Mid-Term Outlook (3-5 Years)
As technologies mature and organizations adapt, more substantial transformations will emerge in how security is approached and implemented:
- AI-human collaboration systems
- multimodal AI platforms
- democratized AI development
This period will see significant changes in security architecture and operational models, with increasing automation and integration between previously siloed security functions. Organizations will shift from reactive to proactive security postures.
Long-Term Outlook (5+ Years)
Looking further ahead, more fundamental shifts will reshape how cybersecurity is conceptualized and implemented across digital ecosystems:
- General AI capabilities
- AI-driven scientific breakthroughs
- new computing paradigms
These long-term developments will likely require significant technical breakthroughs, new regulatory frameworks, and evolution in how organizations approach security as a fundamental business function rather than a technical discipline.
Key Risk Factors and Uncertainties
Several critical factors could significantly impact the trajectory of ai tech evolution:
Organizations should monitor these factors closely and develop contingency strategies to mitigate potential negative impacts on technology implementation timelines.

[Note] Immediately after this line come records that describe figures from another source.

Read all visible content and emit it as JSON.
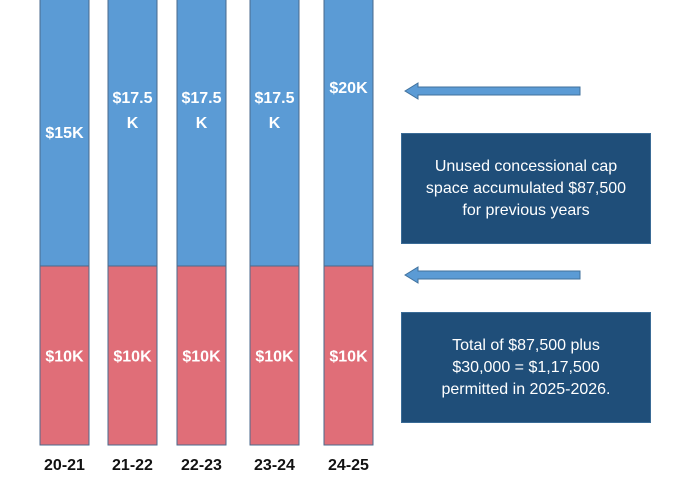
{
  "chart_data": {
    "type": "bar",
    "stacked": true,
    "categories": [
      "20-21",
      "21-22",
      "22-23",
      "23-24",
      "24-25"
    ],
    "ylim": [
      0,
      30
    ],
    "series": [
      {
        "values": [
          10,
          10,
          10,
          10,
          10
        ],
        "labels": [
          "$10K",
          "$10K",
          "$10K",
          "$10K",
          "$10K"
        ],
        "color": "#e06e78"
      },
      {
        "values": [
          15,
          17.5,
          17.5,
          17.5,
          20
        ],
        "labels": [
          [
            "$15K"
          ],
          [
            "$17.5",
            "K"
          ],
          [
            "$17.5",
            "K"
          ],
          [
            "$17.5",
            "K"
          ],
          [
            "$20K"
          ]
        ],
        "color": "#5b9bd5"
      }
    ],
    "grid": false
  },
  "annotations": {
    "arrow_color": "#5b9bd5",
    "box_color": "#1f4e79",
    "box_top": {
      "lines": [
        "Unused concessional cap",
        "space accumulated $87,500",
        "for previous years"
      ]
    },
    "box_bottom": {
      "lines": [
        "Total of $87,500 plus",
        "$30,000 = $1,17,500",
        "permitted in 2025-2026."
      ]
    }
  }
}
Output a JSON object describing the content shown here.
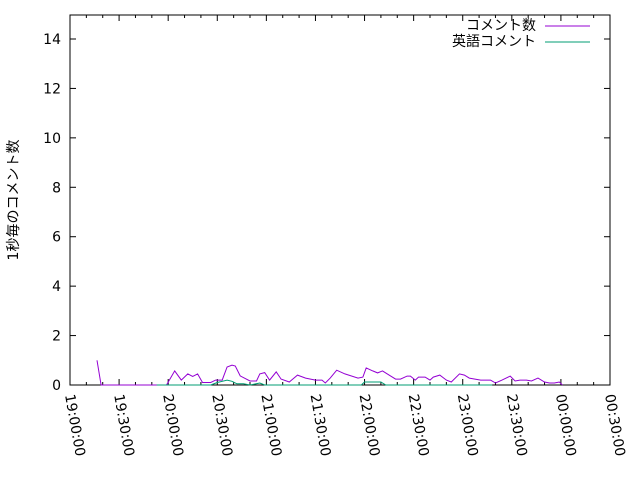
{
  "chart_data": {
    "type": "line",
    "ylabel": "1秒毎のコメント数",
    "xlabel": "",
    "ylim": [
      0,
      14
    ],
    "yticks": [
      "0",
      "2",
      "4",
      "6",
      "8",
      "10",
      "12",
      "14"
    ],
    "xlim": [
      "19:00:00",
      "00:30:00"
    ],
    "xticks": [
      "19:00:00",
      "19:30:00",
      "20:00:00",
      "20:30:00",
      "21:00:00",
      "21:30:00",
      "22:00:00",
      "22:30:00",
      "23:00:00",
      "23:30:00",
      "00:00:00",
      "00:30:00"
    ],
    "grid": false,
    "legend": "top-right",
    "series": [
      {
        "name": "コメント数",
        "color": "#9400d3",
        "points": [
          [
            "19:16:30",
            1.0
          ],
          [
            "19:19:00",
            0
          ],
          [
            "19:53:00",
            0
          ],
          [
            "19:59:00",
            0
          ],
          [
            "20:04:00",
            0.57
          ],
          [
            "20:08:00",
            0.2
          ],
          [
            "20:12:00",
            0.45
          ],
          [
            "20:15:00",
            0.35
          ],
          [
            "20:18:00",
            0.45
          ],
          [
            "20:21:00",
            0.1
          ],
          [
            "20:26:00",
            0.1
          ],
          [
            "20:29:00",
            0.2
          ],
          [
            "20:33:00",
            0.2
          ],
          [
            "20:36:00",
            0.73
          ],
          [
            "20:39:00",
            0.8
          ],
          [
            "20:41:00",
            0.77
          ],
          [
            "20:44:00",
            0.37
          ],
          [
            "20:50:00",
            0.16
          ],
          [
            "20:54:00",
            0.16
          ],
          [
            "20:56:00",
            0.45
          ],
          [
            "20:59:00",
            0.5
          ],
          [
            "21:02:00",
            0.2
          ],
          [
            "21:06:00",
            0.53
          ],
          [
            "21:09:00",
            0.24
          ],
          [
            "21:14:00",
            0.12
          ],
          [
            "21:19:00",
            0.4
          ],
          [
            "21:24:00",
            0.28
          ],
          [
            "21:30:00",
            0.2
          ],
          [
            "21:34:00",
            0.2
          ],
          [
            "21:36:00",
            0.08
          ],
          [
            "21:39:00",
            0.28
          ],
          [
            "21:43:00",
            0.6
          ],
          [
            "21:48:00",
            0.45
          ],
          [
            "21:56:00",
            0.28
          ],
          [
            "21:59:00",
            0.32
          ],
          [
            "22:01:00",
            0.69
          ],
          [
            "22:05:00",
            0.57
          ],
          [
            "22:08:00",
            0.49
          ],
          [
            "22:11:00",
            0.57
          ],
          [
            "22:16:00",
            0.36
          ],
          [
            "22:19:00",
            0.24
          ],
          [
            "22:22:00",
            0.24
          ],
          [
            "22:26:00",
            0.36
          ],
          [
            "22:28:00",
            0.36
          ],
          [
            "22:31:00",
            0.2
          ],
          [
            "22:33:00",
            0.32
          ],
          [
            "22:37:00",
            0.32
          ],
          [
            "22:40:00",
            0.2
          ],
          [
            "22:42:00",
            0.32
          ],
          [
            "22:46:00",
            0.4
          ],
          [
            "22:50:00",
            0.2
          ],
          [
            "22:53:00",
            0.12
          ],
          [
            "22:58:00",
            0.45
          ],
          [
            "23:01:00",
            0.4
          ],
          [
            "23:04:00",
            0.28
          ],
          [
            "23:11:00",
            0.2
          ],
          [
            "23:17:00",
            0.2
          ],
          [
            "23:20:00",
            0.08
          ],
          [
            "23:24:00",
            0.2
          ],
          [
            "23:29:00",
            0.36
          ],
          [
            "23:32:00",
            0.16
          ],
          [
            "23:35:00",
            0.2
          ],
          [
            "23:39:00",
            0.2
          ],
          [
            "23:42:00",
            0.16
          ],
          [
            "23:46:00",
            0.28
          ],
          [
            "23:50:00",
            0.12
          ],
          [
            "23:53:00",
            0.08
          ],
          [
            "23:56:00",
            0.08
          ],
          [
            "23:59:00",
            0.12
          ],
          [
            "00:01:00",
            0
          ]
        ]
      },
      {
        "name": "英語コメント",
        "color": "#009e73",
        "points": [
          [
            "19:53:00",
            0
          ],
          [
            "20:26:00",
            0
          ],
          [
            "20:30:00",
            0.1
          ],
          [
            "20:36:00",
            0.2
          ],
          [
            "20:39:00",
            0.15
          ],
          [
            "20:42:00",
            0.05
          ],
          [
            "20:46:00",
            0.05
          ],
          [
            "20:50:00",
            0
          ],
          [
            "20:56:00",
            0.08
          ],
          [
            "20:59:00",
            0
          ],
          [
            "21:58:00",
            0
          ],
          [
            "22:00:00",
            0.12
          ],
          [
            "22:10:00",
            0.12
          ],
          [
            "22:13:00",
            0
          ],
          [
            "23:18:00",
            0
          ]
        ]
      }
    ]
  }
}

Alternative Future Scenarios
The evolution of technology can follow different paths depending on various factors including regulatory developments, investment trends, technological breakthroughs, and market adoption. We analyze three potential scenarios:
Optimistic Scenario
Responsible AI driving innovation while minimizing societal disruption
Key Drivers: Supportive regulatory environment, significant research breakthroughs, strong market incentives, and rapid user adoption.
Probability: 25-30%
Base Case Scenario
Incremental adoption with mixed societal impacts and ongoing ethical challenges
Key Drivers: Balanced regulatory approach, steady technological progress, and selective implementation based on clear ROI.
Probability: 50-60%
Conservative Scenario
Technical and ethical barriers creating significant implementation challenges
Key Drivers: Restrictive regulations, technical limitations, implementation challenges, and risk-averse organizational cultures.
Probability: 15-20%
Scenario Comparison Matrix
Factor | Optimistic | Base Case | Conservative |
---|---|---|---|
Implementation Timeline | Accelerated | Steady | Delayed |
Market Adoption | Widespread | Selective | Limited |
Technology Evolution | Rapid | Progressive | Incremental |
Regulatory Environment | Supportive | Balanced | Restrictive |
Business Impact | Transformative | Significant | Modest |
Transformational Impact
Redefinition of knowledge work, automation of creative processes. This evolution will necessitate significant changes in organizational structures, talent development, and strategic planning processes.
The convergence of multiple technological trends—including artificial intelligence, quantum computing, and ubiquitous connectivity—will create both unprecedented security challenges and innovative defensive capabilities.
Implementation Challenges
Ethical concerns, computing resource limitations, talent shortages. Organizations will need to develop comprehensive change management strategies to successfully navigate these transitions.
Regulatory uncertainty, particularly around emerging technologies like AI in security applications, will require flexible security architectures that can adapt to evolving compliance requirements.
Key Innovations to Watch
Multimodal learning, resource-efficient AI, transparent decision systems. Organizations should monitor these developments closely to maintain competitive advantages and effective security postures.
Strategic investments in research partnerships, technology pilots, and talent development will position forward-thinking organizations to leverage these innovations early in their development cycle.
Technical Glossary
Key technical terms and definitions to help understand the technologies discussed in this article.
Understanding the following technical concepts is essential for grasping the full implications of the security threats and defensive measures discussed in this article. These definitions provide context for both technical and non-technical readers.